A cela s’ajoutent les dix parcs d’attractions dans le monde, à la fois de belles vitrines et une manne de revenus puisque ceux gérés par des sociétés extérieures versent 5 % de royalties à la maison mère. C’est le cas d’Euro Disney, dont la société est très lourdement endettée (lire encadré). Le dernier parc à thème, ouvert en juin 2016, vise l’immense marché chinois. Il a vu le jour à Shanghai après quinze ans de travaux et 5,5 milliards de dollars d’investissement.
La stratégie du groupe a cependant connu ses moments d’hésitations. En 2004, les difficultés s’accumulent.

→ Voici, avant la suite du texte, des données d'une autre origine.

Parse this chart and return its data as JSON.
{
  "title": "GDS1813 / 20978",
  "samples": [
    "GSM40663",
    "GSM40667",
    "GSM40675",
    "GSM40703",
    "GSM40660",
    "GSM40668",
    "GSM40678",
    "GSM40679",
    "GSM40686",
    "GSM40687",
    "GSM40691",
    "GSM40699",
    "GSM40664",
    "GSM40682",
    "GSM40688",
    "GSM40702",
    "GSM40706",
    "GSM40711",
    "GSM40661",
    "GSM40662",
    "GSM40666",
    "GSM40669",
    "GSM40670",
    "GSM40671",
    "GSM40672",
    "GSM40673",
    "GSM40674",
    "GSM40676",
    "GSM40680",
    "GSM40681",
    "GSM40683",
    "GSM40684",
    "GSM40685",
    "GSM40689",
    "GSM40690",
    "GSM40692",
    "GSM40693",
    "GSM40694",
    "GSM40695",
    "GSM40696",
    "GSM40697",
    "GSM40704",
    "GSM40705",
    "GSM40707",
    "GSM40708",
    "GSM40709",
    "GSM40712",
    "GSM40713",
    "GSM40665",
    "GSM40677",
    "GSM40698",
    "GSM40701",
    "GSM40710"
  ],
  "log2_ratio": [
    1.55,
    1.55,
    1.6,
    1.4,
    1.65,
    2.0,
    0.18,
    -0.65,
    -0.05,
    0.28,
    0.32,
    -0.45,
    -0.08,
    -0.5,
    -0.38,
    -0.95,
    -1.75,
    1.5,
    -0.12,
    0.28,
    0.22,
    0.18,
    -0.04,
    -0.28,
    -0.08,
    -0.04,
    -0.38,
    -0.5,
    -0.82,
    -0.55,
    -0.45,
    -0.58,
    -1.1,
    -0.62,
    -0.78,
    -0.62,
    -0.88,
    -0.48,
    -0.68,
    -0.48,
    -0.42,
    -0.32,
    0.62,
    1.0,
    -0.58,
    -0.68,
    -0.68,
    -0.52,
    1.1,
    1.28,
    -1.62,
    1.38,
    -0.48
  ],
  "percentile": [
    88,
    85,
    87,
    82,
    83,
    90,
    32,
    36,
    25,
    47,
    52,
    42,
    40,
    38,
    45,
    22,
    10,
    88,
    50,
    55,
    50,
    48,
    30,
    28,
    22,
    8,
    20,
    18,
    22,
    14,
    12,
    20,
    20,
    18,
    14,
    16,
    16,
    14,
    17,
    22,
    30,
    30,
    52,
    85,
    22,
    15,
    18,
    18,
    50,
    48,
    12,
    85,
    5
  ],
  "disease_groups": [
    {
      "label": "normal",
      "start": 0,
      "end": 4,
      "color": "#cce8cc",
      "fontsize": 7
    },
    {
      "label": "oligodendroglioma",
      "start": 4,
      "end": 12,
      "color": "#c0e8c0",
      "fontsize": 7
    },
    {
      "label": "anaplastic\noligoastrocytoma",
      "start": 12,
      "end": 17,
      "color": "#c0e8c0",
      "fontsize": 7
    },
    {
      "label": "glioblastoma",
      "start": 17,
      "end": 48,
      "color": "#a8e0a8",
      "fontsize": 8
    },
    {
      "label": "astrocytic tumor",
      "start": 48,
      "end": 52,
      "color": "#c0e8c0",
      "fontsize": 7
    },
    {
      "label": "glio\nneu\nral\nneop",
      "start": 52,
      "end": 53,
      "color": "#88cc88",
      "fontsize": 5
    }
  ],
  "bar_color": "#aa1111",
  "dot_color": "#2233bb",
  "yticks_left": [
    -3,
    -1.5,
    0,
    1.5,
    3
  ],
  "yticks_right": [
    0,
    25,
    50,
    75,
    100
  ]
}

Un concurrent, les studios Dreamworks fondés par des ex-Disney et Steven Spielberg, propose des dessins animés différents, adaptés à un public transgénérationnel et des images modernisées sur ordinateurs. En tête Shrek, l’ogre vert, renvoie les princes en collants moulant au placard. L’autre concurrent, Pixar, mise sur Le Monde de Nemo l’année où Disney parie sur le trop sage Frère des Ours. Disney a alors l’air d’une proie facile et le groupe de divertissement Comcast (Jurassic Park, Fast and Furious) lance une OPA hostile contre lui. Inquiets et réactifs, les actionnaires font sauter le patron Michael Eisner et le remplacent par Bob Iger, qui a été reconduit jusqu’en 2018.
Trois rachats pertinents
C’est ce même Bob Iger qui va alors racheter des concurrents innovants ou imaginatifs pour donner à Disney le coup de fouet qui lui manquait. D’abord Pixar à Steve Jobs en 2006 pour 7,4 milliards de dollars, puis la machine à superhéros Marvel (XMen, Iron Man) en 2009 pour 4 milliards, et enfin la société de production de Georges Lucas, à l’origine des Star Wars, pour une somme équivalente en 2012. Trois bons calculs.

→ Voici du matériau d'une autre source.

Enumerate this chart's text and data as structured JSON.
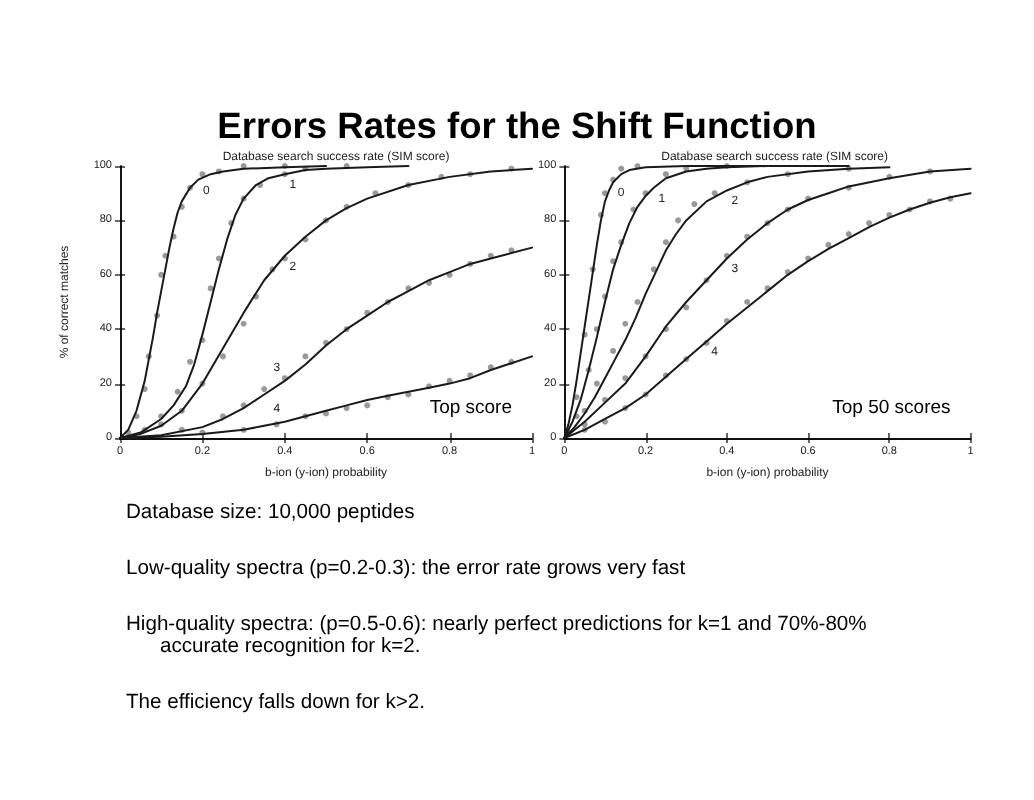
{
  "chart_data": [
    {
      "type": "other",
      "title": "Errors Rates for the Shift Function"
    },
    {
      "type": "line",
      "title": "Database search success rate (SIM score)",
      "xlabel": "b-ion (y-ion) probability",
      "ylabel": "% of correct matches",
      "xlim": [
        0,
        1
      ],
      "xticks": [
        0,
        0.2,
        0.4,
        0.6,
        0.8,
        1
      ],
      "ylim": [
        0,
        100
      ],
      "yticks": [
        0,
        20,
        40,
        60,
        80,
        100
      ],
      "series": [
        {
          "color": "#1a1a1a",
          "x": [
            0,
            0.02,
            0.04,
            0.06,
            0.07,
            0.08,
            0.09,
            0.1,
            0.11,
            0.12,
            0.13,
            0.14,
            0.15,
            0.17,
            0.19,
            0.22,
            0.25,
            0.3,
            0.4,
            0.5
          ],
          "values": [
            0,
            3,
            10,
            21,
            29,
            37,
            46,
            54,
            62,
            70,
            77,
            83,
            87,
            92,
            95,
            97,
            98,
            99,
            99.5,
            100
          ]
        },
        {
          "color": "#1a1a1a",
          "x": [
            0,
            0.05,
            0.1,
            0.13,
            0.16,
            0.18,
            0.2,
            0.22,
            0.24,
            0.26,
            0.28,
            0.3,
            0.33,
            0.36,
            0.4,
            0.45,
            0.5,
            0.6,
            0.7
          ],
          "values": [
            0,
            2,
            7,
            12,
            19,
            27,
            38,
            50,
            62,
            73,
            82,
            88,
            93,
            95.5,
            97,
            98.5,
            99,
            99.5,
            100
          ]
        },
        {
          "color": "#1a1a1a",
          "x": [
            0,
            0.05,
            0.1,
            0.15,
            0.2,
            0.25,
            0.3,
            0.35,
            0.4,
            0.45,
            0.5,
            0.55,
            0.6,
            0.7,
            0.8,
            0.9,
            1
          ],
          "values": [
            0,
            1.5,
            4.5,
            10,
            20,
            33,
            46,
            58,
            67,
            74,
            80,
            84.5,
            88,
            93,
            96,
            98,
            99
          ]
        },
        {
          "color": "#1a1a1a",
          "x": [
            0,
            0.1,
            0.2,
            0.25,
            0.3,
            0.35,
            0.4,
            0.45,
            0.5,
            0.55,
            0.6,
            0.65,
            0.7,
            0.75,
            0.8,
            0.85,
            0.9,
            0.95,
            1
          ],
          "values": [
            0,
            1,
            4,
            7,
            11,
            16,
            21,
            27,
            34,
            40,
            45,
            50,
            54,
            58,
            61,
            64,
            66,
            68,
            70
          ]
        },
        {
          "color": "#1a1a1a",
          "x": [
            0,
            0.1,
            0.2,
            0.3,
            0.35,
            0.4,
            0.45,
            0.5,
            0.55,
            0.6,
            0.65,
            0.7,
            0.75,
            0.8,
            0.85,
            0.9,
            0.95,
            1
          ],
          "values": [
            0,
            0.5,
            1.5,
            3,
            4.5,
            6,
            8,
            10,
            12,
            14,
            15.5,
            17,
            18.5,
            20,
            22,
            25,
            27.5,
            30
          ]
        },
        {
          "type": "scatter",
          "marker": "circle",
          "color": "#808080",
          "x": [
            0.02,
            0.04,
            0.06,
            0.07,
            0.09,
            0.1,
            0.11,
            0.13,
            0.15,
            0.17,
            0.2,
            0.24,
            0.3,
            0.4,
            0.06,
            0.1,
            0.14,
            0.17,
            0.2,
            0.22,
            0.24,
            0.27,
            0.3,
            0.34,
            0.4,
            0.45,
            0.55,
            0.1,
            0.15,
            0.2,
            0.25,
            0.3,
            0.33,
            0.37,
            0.4,
            0.45,
            0.5,
            0.55,
            0.62,
            0.7,
            0.78,
            0.85,
            0.95,
            0.15,
            0.25,
            0.3,
            0.35,
            0.4,
            0.45,
            0.5,
            0.55,
            0.6,
            0.65,
            0.7,
            0.75,
            0.8,
            0.85,
            0.9,
            0.95,
            0.2,
            0.3,
            0.38,
            0.45,
            0.5,
            0.55,
            0.6,
            0.65,
            0.7,
            0.75,
            0.8,
            0.85,
            0.9,
            0.95
          ],
          "values": [
            2,
            8,
            18,
            30,
            45,
            60,
            67,
            74,
            85,
            92,
            97,
            98,
            100,
            100,
            3,
            8,
            17,
            28,
            36,
            55,
            66,
            79,
            88,
            93,
            97,
            99,
            100,
            5,
            10,
            20,
            30,
            42,
            52,
            62,
            66,
            73,
            80,
            85,
            90,
            93,
            96,
            97,
            99,
            3,
            8,
            12,
            18,
            22,
            30,
            35,
            40,
            46,
            50,
            55,
            57,
            60,
            64,
            67,
            69,
            2,
            3,
            5,
            8,
            9,
            11,
            12,
            15,
            16,
            19,
            21,
            23,
            26,
            28
          ]
        }
      ],
      "annotations": [
        {
          "text": "0",
          "x": 0.19,
          "y": 95
        },
        {
          "text": "1",
          "x": 0.4,
          "y": 97
        },
        {
          "text": "2",
          "x": 0.4,
          "y": 67
        },
        {
          "text": "3",
          "x": 0.4,
          "y": 21
        },
        {
          "text": "4",
          "x": 0.4,
          "y": 6
        },
        "Top score"
      ]
    },
    {
      "type": "line",
      "title": "Database search success rate (SIM score)",
      "xlabel": "b-ion (y-ion) probability",
      "xlim": [
        0,
        1
      ],
      "xticks": [
        0,
        0.2,
        0.4,
        0.6,
        0.8,
        1
      ],
      "ylim": [
        0,
        100
      ],
      "yticks": [
        0,
        20,
        40,
        60,
        80,
        100
      ],
      "series": [
        {
          "color": "#1a1a1a",
          "x": [
            0,
            0.01,
            0.02,
            0.03,
            0.04,
            0.05,
            0.06,
            0.07,
            0.08,
            0.09,
            0.1,
            0.11,
            0.12,
            0.14,
            0.16,
            0.2,
            0.3,
            0.5
          ],
          "values": [
            0,
            5,
            12,
            21,
            31,
            41,
            51,
            61,
            71,
            80,
            87,
            91,
            94,
            97,
            98.5,
            99.5,
            100,
            100
          ]
        },
        {
          "color": "#1a1a1a",
          "x": [
            0,
            0.02,
            0.04,
            0.06,
            0.08,
            0.1,
            0.12,
            0.14,
            0.16,
            0.18,
            0.2,
            0.22,
            0.25,
            0.3,
            0.35,
            0.4,
            0.5,
            0.7
          ],
          "values": [
            0,
            6,
            14,
            25,
            37,
            50,
            62,
            71,
            79,
            85,
            89,
            92,
            95.5,
            98,
            99,
            99.5,
            100,
            100
          ]
        },
        {
          "color": "#1a1a1a",
          "x": [
            0,
            0.025,
            0.05,
            0.075,
            0.1,
            0.125,
            0.15,
            0.175,
            0.2,
            0.225,
            0.25,
            0.275,
            0.3,
            0.35,
            0.4,
            0.45,
            0.5,
            0.6,
            0.7,
            0.8
          ],
          "values": [
            0,
            4,
            9,
            15,
            22,
            29,
            36,
            44,
            53,
            61,
            69,
            75,
            80,
            87,
            91,
            94,
            96,
            98,
            99,
            99.5
          ]
        },
        {
          "color": "#1a1a1a",
          "x": [
            0,
            0.05,
            0.1,
            0.15,
            0.2,
            0.25,
            0.3,
            0.35,
            0.4,
            0.45,
            0.5,
            0.55,
            0.6,
            0.65,
            0.7,
            0.8,
            0.9,
            1
          ],
          "values": [
            0,
            6,
            13,
            20,
            30,
            41,
            50,
            58,
            66,
            73,
            79,
            84,
            87.5,
            90,
            92.5,
            95.5,
            98,
            99
          ]
        },
        {
          "color": "#1a1a1a",
          "x": [
            0,
            0.05,
            0.1,
            0.15,
            0.2,
            0.25,
            0.3,
            0.35,
            0.4,
            0.45,
            0.5,
            0.55,
            0.6,
            0.65,
            0.7,
            0.75,
            0.8,
            0.85,
            0.9,
            0.95,
            1
          ],
          "values": [
            0,
            3,
            7,
            11,
            16,
            22.5,
            29,
            35.5,
            42,
            48,
            54,
            60,
            65,
            69.5,
            73.5,
            77.5,
            81,
            84,
            86.5,
            88.5,
            90
          ]
        },
        {
          "type": "scatter",
          "marker": "circle",
          "color": "#808080",
          "x": [
            0.01,
            0.03,
            0.05,
            0.07,
            0.09,
            0.1,
            0.12,
            0.14,
            0.18,
            0.03,
            0.06,
            0.08,
            0.1,
            0.12,
            0.14,
            0.17,
            0.2,
            0.25,
            0.3,
            0.4,
            0.05,
            0.08,
            0.12,
            0.15,
            0.18,
            0.22,
            0.25,
            0.28,
            0.32,
            0.37,
            0.45,
            0.55,
            0.7,
            0.05,
            0.1,
            0.15,
            0.2,
            0.25,
            0.3,
            0.35,
            0.4,
            0.45,
            0.5,
            0.55,
            0.6,
            0.7,
            0.8,
            0.9,
            0.05,
            0.1,
            0.15,
            0.2,
            0.25,
            0.3,
            0.35,
            0.4,
            0.45,
            0.5,
            0.55,
            0.6,
            0.65,
            0.7,
            0.75,
            0.8,
            0.85,
            0.9,
            0.95
          ],
          "values": [
            2,
            15,
            38,
            62,
            82,
            90,
            95,
            99,
            100,
            8,
            25,
            40,
            52,
            65,
            72,
            84,
            90,
            97,
            99,
            100,
            10,
            20,
            32,
            42,
            50,
            62,
            72,
            80,
            86,
            90,
            94,
            97,
            99,
            5,
            14,
            22,
            30,
            40,
            48,
            58,
            67,
            74,
            79,
            84,
            88,
            92,
            96,
            98,
            3,
            6,
            11,
            16,
            23,
            29,
            35,
            43,
            50,
            55,
            61,
            66,
            71,
            75,
            79,
            82,
            84,
            87,
            88
          ]
        }
      ],
      "annotations": [
        {
          "text": "0",
          "x": 0.12,
          "y": 94
        },
        {
          "text": "1",
          "x": 0.22,
          "y": 92
        },
        {
          "text": "2",
          "x": 0.4,
          "y": 91
        },
        {
          "text": "3",
          "x": 0.4,
          "y": 66
        },
        {
          "text": "4",
          "x": 0.35,
          "y": 35.5
        },
        "Top 50 scores"
      ]
    },
    {
      "type": "other",
      "annotations": [
        "Database size: 10,000 peptides",
        "Low-quality spectra (p=0.2-0.3): the error rate grows very fast",
        "High-quality spectra: (p=0.5-0.6): nearly perfect predictions for k=1 and 70%-80% accurate recognition for k=2.",
        "The efficiency falls down for k>2."
      ]
    }
  ]
}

Il reste une faiblesse à laquelle Bob Iger doit maintenant s’attaquer : redresser l’activité télévision de Disney, qui génère la plus grosse partie de ses revenus, soit 23,7 milliards de dollars en 2016. Cette quinzaine de chaînes, diffusées en quasi-totalité aux Etats-Unis, comprend les programmes familiaux d’ABC, la sportive ESPN et les Disney channels. Toutes sont concurrencées par les programmes en ligne et en streaming. Le prochain coup de fouet sera celui du numérique.

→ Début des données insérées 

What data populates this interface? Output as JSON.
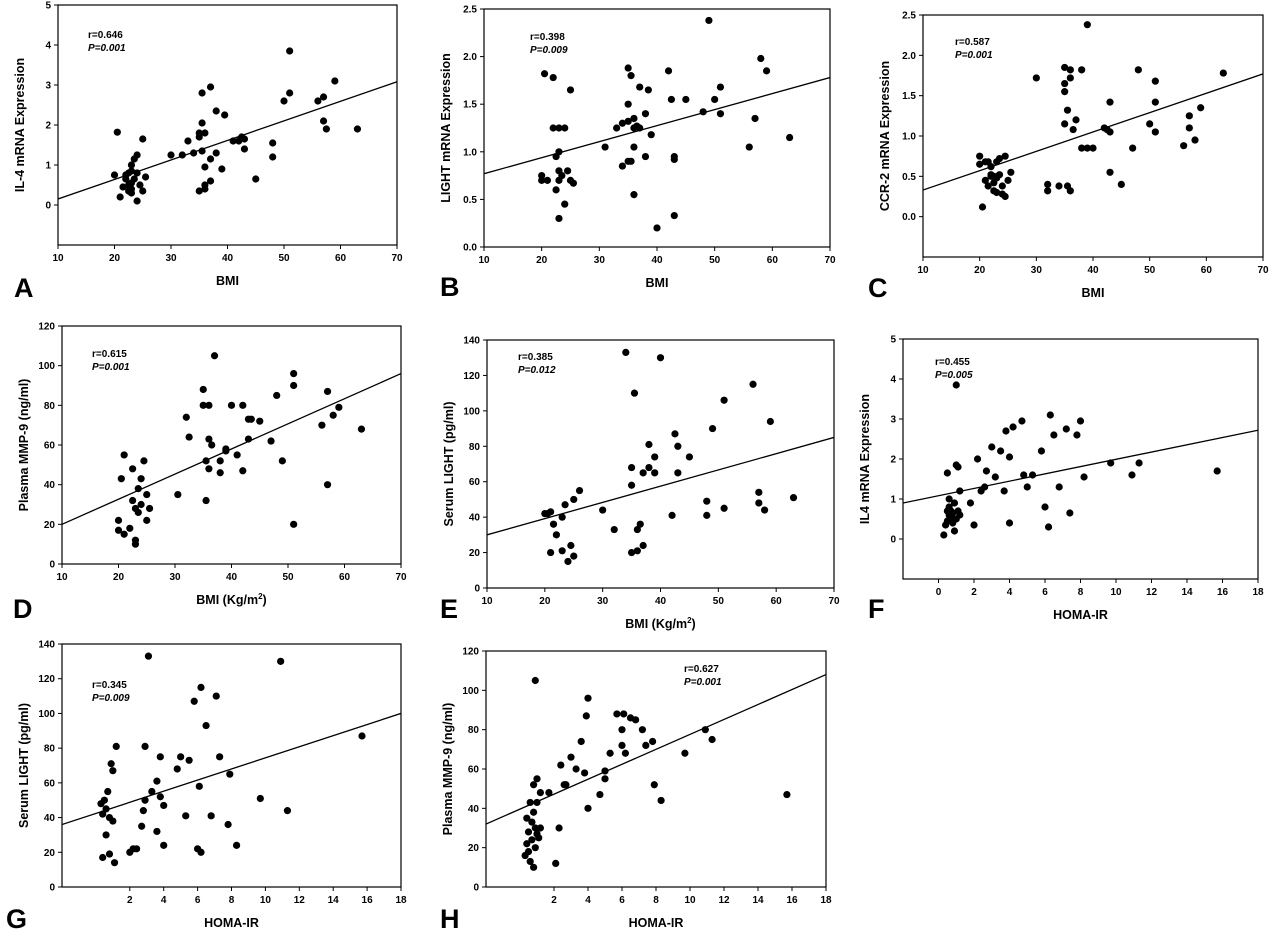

Euro Disney en proie à des difficultés
A Marne-la-Vallée, Disneyland Paris a fêté ses 25 ans, fier de ses 320 millions de visites. « Nous avons investi massivement dans une nouvelle parade, rénové l’attraction Star Tour et nous allons rouvrir un Space mountain inspiré de Star Wars », s’emballe Julien Kauffmann, vice-président d’Euro Disney. Pourtant cette filiale de la Walt Disney Company va mal. En 2016, le parc a enregistré une baisse de 10 % du nombre de visiteurs et une perte record de 705 millions d’euros avec une dette qui dépasse le milliard. Julien Kauffmann l’attribue en grande partie aux attentats : « Nous avons perdu la clientèle la plus contributive, celle qui vient d’Espagne, d’Italie ou du Moyen-Orient pour trois ou quatre nuitées ». La maison mère a lancé une OPA ce 26 avril : elle veut investir 1,5 milliard d’euros et annuler la redevance 2017. Mais, à 2 euros par action, le prix d’achat est bien loin des 11 euros de l’entrée en Bourse, fin 1989.